O ministro da Fazenda, Guido Mantega, respondeu com mais uma de suas bravatas à agência de classificação de risco Standard & Poor's (S&P), um dia depois de rebaixada a perspectiva do Brasil de estável para negativa. Segundo ele, a agência terá de mudar sua avaliação para um viés de alta, se isso depender da perspectiva econômica do País. A economia brasileira, argumentou, teve um "desempenho razoável" no primeiro trimestre e há sinais de crescimento maior no segundo.
É um arrazoado estranho. Depois de dois anos de estagnação, seria necessária uma expansão muito superior a 0,6% num trimestre para caracterizar uma evolução "razoável". Se o Produto Interno Bruto (PIB) crescer 3% neste ano, a expansão no triênio terá ficado em pífios 2,2% ao ano.
Além disso, o ministro Mantega descartou muito facilmente outros pontos.
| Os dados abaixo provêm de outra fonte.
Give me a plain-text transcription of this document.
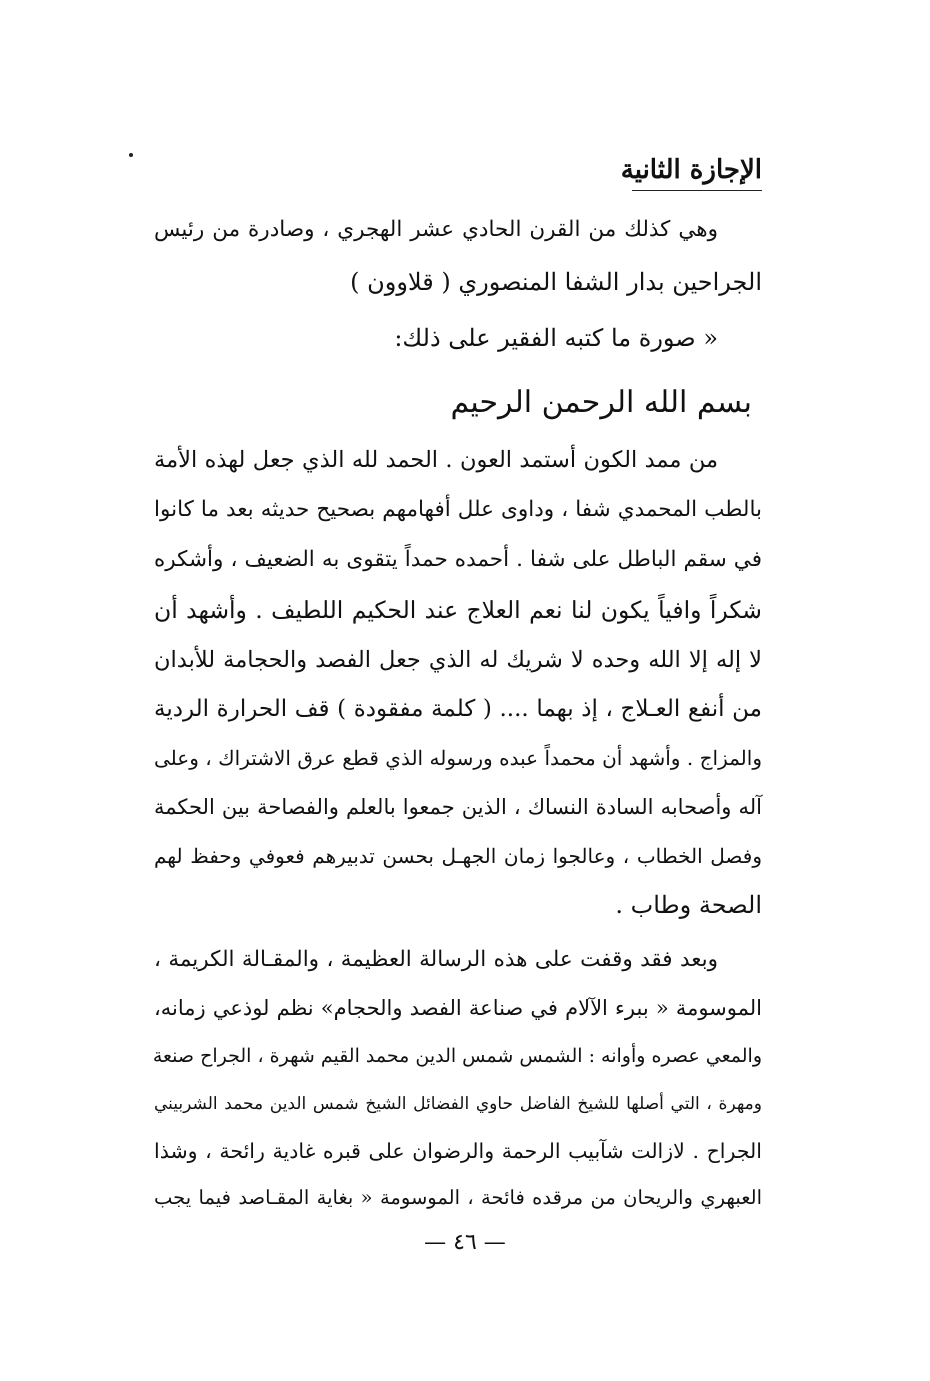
الإجازة الثانية
وهي كذلك من القرن الحادي عشر الهجري ، وصادرة من رئيس
الجراحين بدار الشفا المنصوري ( قلاوون )
« صورة ما كتبه الفقير على ذلك:
بسم الله الرحمن الرحيم
من ممد الكون أستمد العون . الحمد لله الذي جعل لهذه الأمة
بالطب المحمدي شفا ، وداوى علل أفهامهم بصحيح حديثه بعد ما كانوا
في سقم الباطل على شفا . أحمده حمداً يتقوى به الضعيف ، وأشكره
شكراً وافياً يكون لنا نعم العلاج عند الحكيم اللطيف . وأشهد أن
لا إله إلا الله وحده لا شريك له الذي جعل الفصد والحجامة للأبدان
من أنفع العـلاج ، إذ بهما .... ( كلمة مفقودة ) قف الحرارة الردية
والمزاج . وأشهد أن محمداً عبده ورسوله الذي قطع عرق الاشتراك ، وعلى
آله وأصحابه السادة النساك ، الذين جمعوا بالعلم والفصاحة بين الحكمة
وفصل الخطاب ، وعالجوا زمان الجهـل بحسن تدبيرهم فعوفي وحفظ لهم
الصحة وطاب .
وبعد فقد وقفت على هذه الرسالة العظيمة ، والمقـالة الكريمة ،
الموسومة « ببرء الآلام في صناعة الفصد والحجام» نظم لوذعي زمانه،
والمعي عصره وأوانه : الشمس شمس الدين محمد القيم شهرة ، الجراح صنعة
ومهرة ، التي أصلها للشيخ الفاضل حاوي الفضائل الشيخ شمس الدين محمد الشربيني
الجراح . لازالت شآبيب الرحمة والرضوان على قبره غادية رائحة ، وشذا
العبهري والريحان من مرقده فائحة ، الموسومة « بغاية المقـاصد فيما يجب
— ٤٦ —
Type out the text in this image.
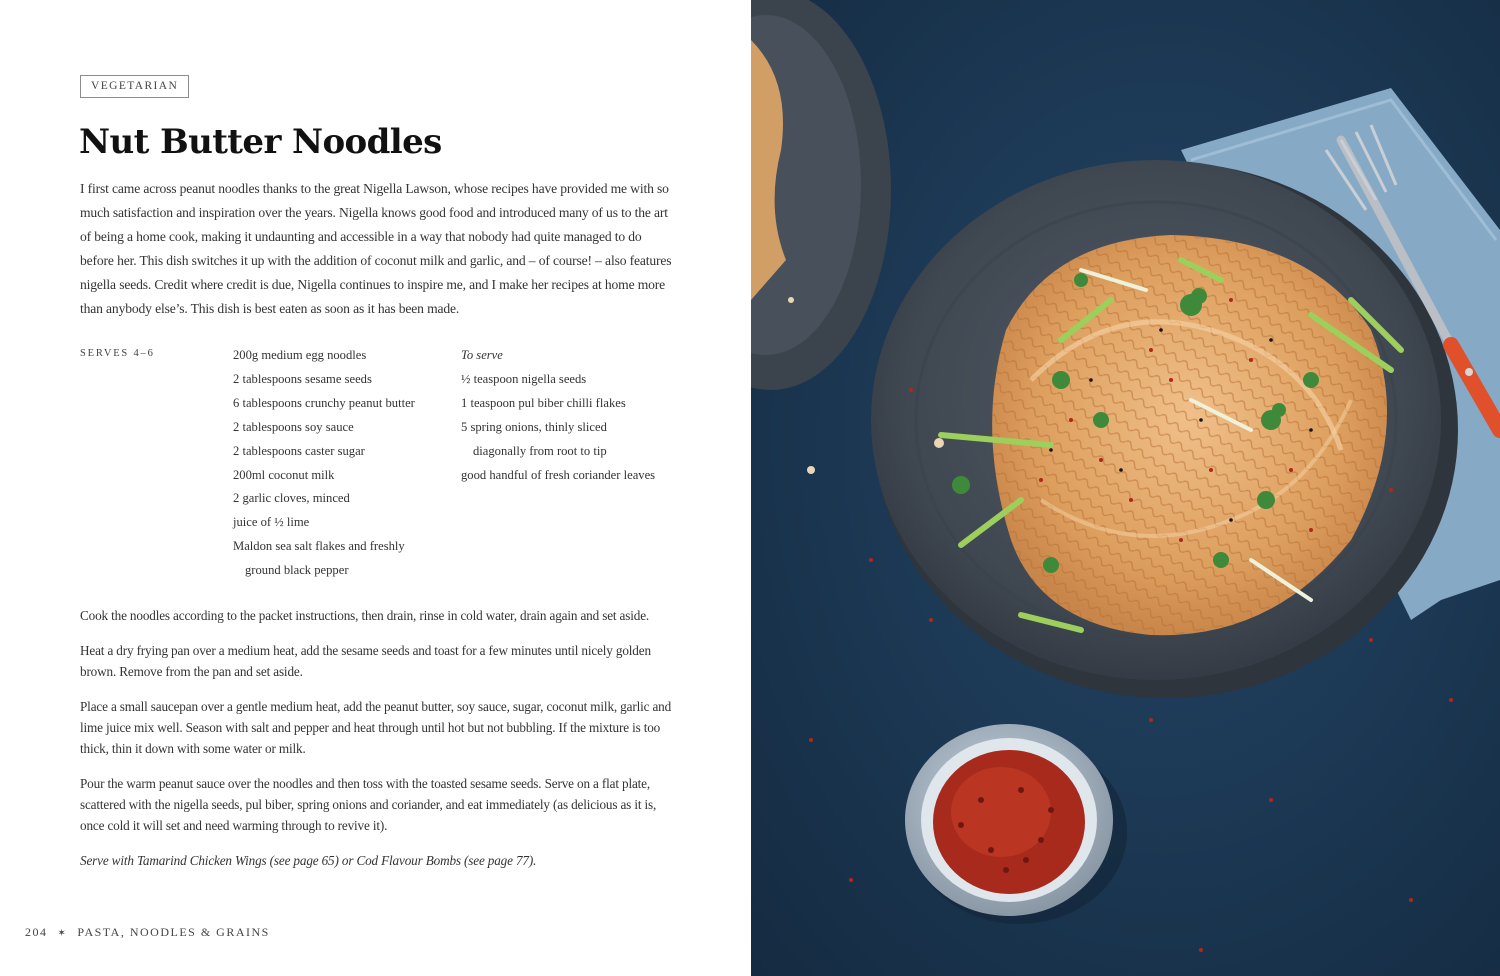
VEGETARIAN
Nut Butter Noodles

I first came across peanut noodles thanks to the great Nigella Lawson, whose recipes have provided me with so much satisfaction and inspiration over the years. Nigella knows good food and introduced many of us to the art of being a home cook, making it undaunting and accessible in a way that nobody had quite managed to do before her. This dish switches it up with the addition of coconut milk and garlic, and – of course! – also features nigella seeds. Credit where credit is due, Nigella continues to inspire me, and I make her recipes at home more than anybody else’s. This dish is best eaten as soon as it has been made.

SERVES 4–6	200g medium egg noodles
2 tablespoons sesame seeds
6 tablespoons crunchy peanut butter
2 tablespoons soy sauce
2 tablespoons caster sugar
200ml coconut milk
2 garlic cloves, minced
juice of ½ lime
Maldon sea salt flakes and freshly
ground black pepper
To serve
½ teaspoon nigella seeds
1 teaspoon pul biber chilli flakes
5 spring onions, thinly sliced
diagonally from root to tip
good handful of fresh coriander leaves

Cook the noodles according to the packet instructions, then drain, rinse in cold water, drain again and set aside.

Heat a dry frying pan over a medium heat, add the sesame seeds and toast for a few minutes until nicely golden brown. Remove from the pan and set aside.

Place a small saucepan over a gentle medium heat, add the peanut butter, soy sauce, sugar, coconut milk, garlic and lime juice mix well. Season with salt and pepper and heat through until hot but not bubbling. If the mixture is too thick, thin it down with some water or milk.

Pour the warm peanut sauce over the noodles and then toss with the toasted sesame seeds. Serve on a flat plate, scattered with the nigella seeds, pul biber, spring onions and coriander, and eat immediately (as delicious as it is, once cold it will set and need warming through to revive it).

Serve with Tamarind Chicken Wings (see page 65) or Cod Flavour Bombs (see page 77).

204 ✶ PASTA, NOODLES & GRAINS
Ao adotar o viés de baixa, os avaliadores levaram em conta o risco de uma piora das contas públicas, já comprometidas pela combinação de excesso de gastos com desonerações mal planejadas. Somaram a isso a preocupação com o rápido aumento das operações dos bancos públicos e com o seu risco de crédito. Além disso, a justificativa da agência menciona também o baixo nível de investimentos e a fraqueza das exportações.
O anúncio da S&P coincidiu com a divulgação de duas más notícias sobre as contas públicas. Autorizado pela Medida Provisória (MP) 618, o Tesouro Nacional deverá repassar mais R$ 15 bilhões ao Banco Nacional de Desenvolvimento Econômico e Social (BNDES) e uma quantia igual à Valec.
Esse dinheiro será levantado com mais endividamento, por meio da colocação de títulos federais no mercado. A transferência será feita por meio de um empréstimo sem prazo de vencimento. O governo poderá disfarçar outros efeitos, contabilmente, mas o impacto sobre a dívida bruta do Tesouro será evidente, e esse é o ponto mais relevante para os credores e demais agentes do mercado.
Além disso, o BNDES terá um desconto da dívida acumulada com o Tesouro desde 1997. A maior parte dessa dívida corresponde a transferências ligadas ao Programa de Sustentação de Investimentos, instituído em 2009 como instrumento de ação contra a crise. O governo deveria ter encerrado esse programa em poucos meses, mas decidiu renová-lo mais de uma vez. Entre 2009 e 2012 o Tesouro transferiu para o banco R$ 280 bilhões. A MP ainda autorizou o BNDES a descasar ativos e passivos de operações em dólares.
A outra má notícia reforça as expectativas de um mau resultado fiscal neste ano. O governo só conseguirá fechar suas contas - mesmo abatendo R$ 45 bilhões de investimentos e desonerações da meta fiscal - com a inclusão do bônus de assinatura das licitações do pré-sal na receita do Tesouro. A receita de concessões, inicialmente estimada em R$ 3,3 bilhões, foi revista em maio para R$ 15,6 bilhões, mas poderá ser maior, segundo fontes do Executivo.
O governo deverá usar, portanto, além dos truques já conhecidos, a contabilização de uma receita meramente eventual, sem perspectiva de repetição nos próximos anos. Mas a maior parte da gastança financiada pelo Tesouro deverá ser permanente.
A bagunça fiscal permanece, é indisfarçável e é inútil o governo rejeitar as avaliações de agências de classificação de risco ou de quaisquer outras entidades. Agências como a S&P têm o poder especial de prejudicar governos e países com suas opiniões negativas, certas ou erradas, mas esse é o menor problema. Muito mais grave, com ou sem classificação negativa, é o dano causado pelo manejo irresponsável das finanças públicas.
O Banco Central voltou a acentuar, na quinta-feira passada, a importância da política fiscal para o combate à inflação e para a preservação da confiança. Sem isso, ninguém poderá contar com estabilidade de preços nem com os investimentos indispensáveis ao País. A inflação em 12 meses continua no limite da margem de tolerância (6,5%), e os investimentos ainda estão longe do nível mínimo desejável. Nenhum desses indicadores vai melhorar com a farra fiscal.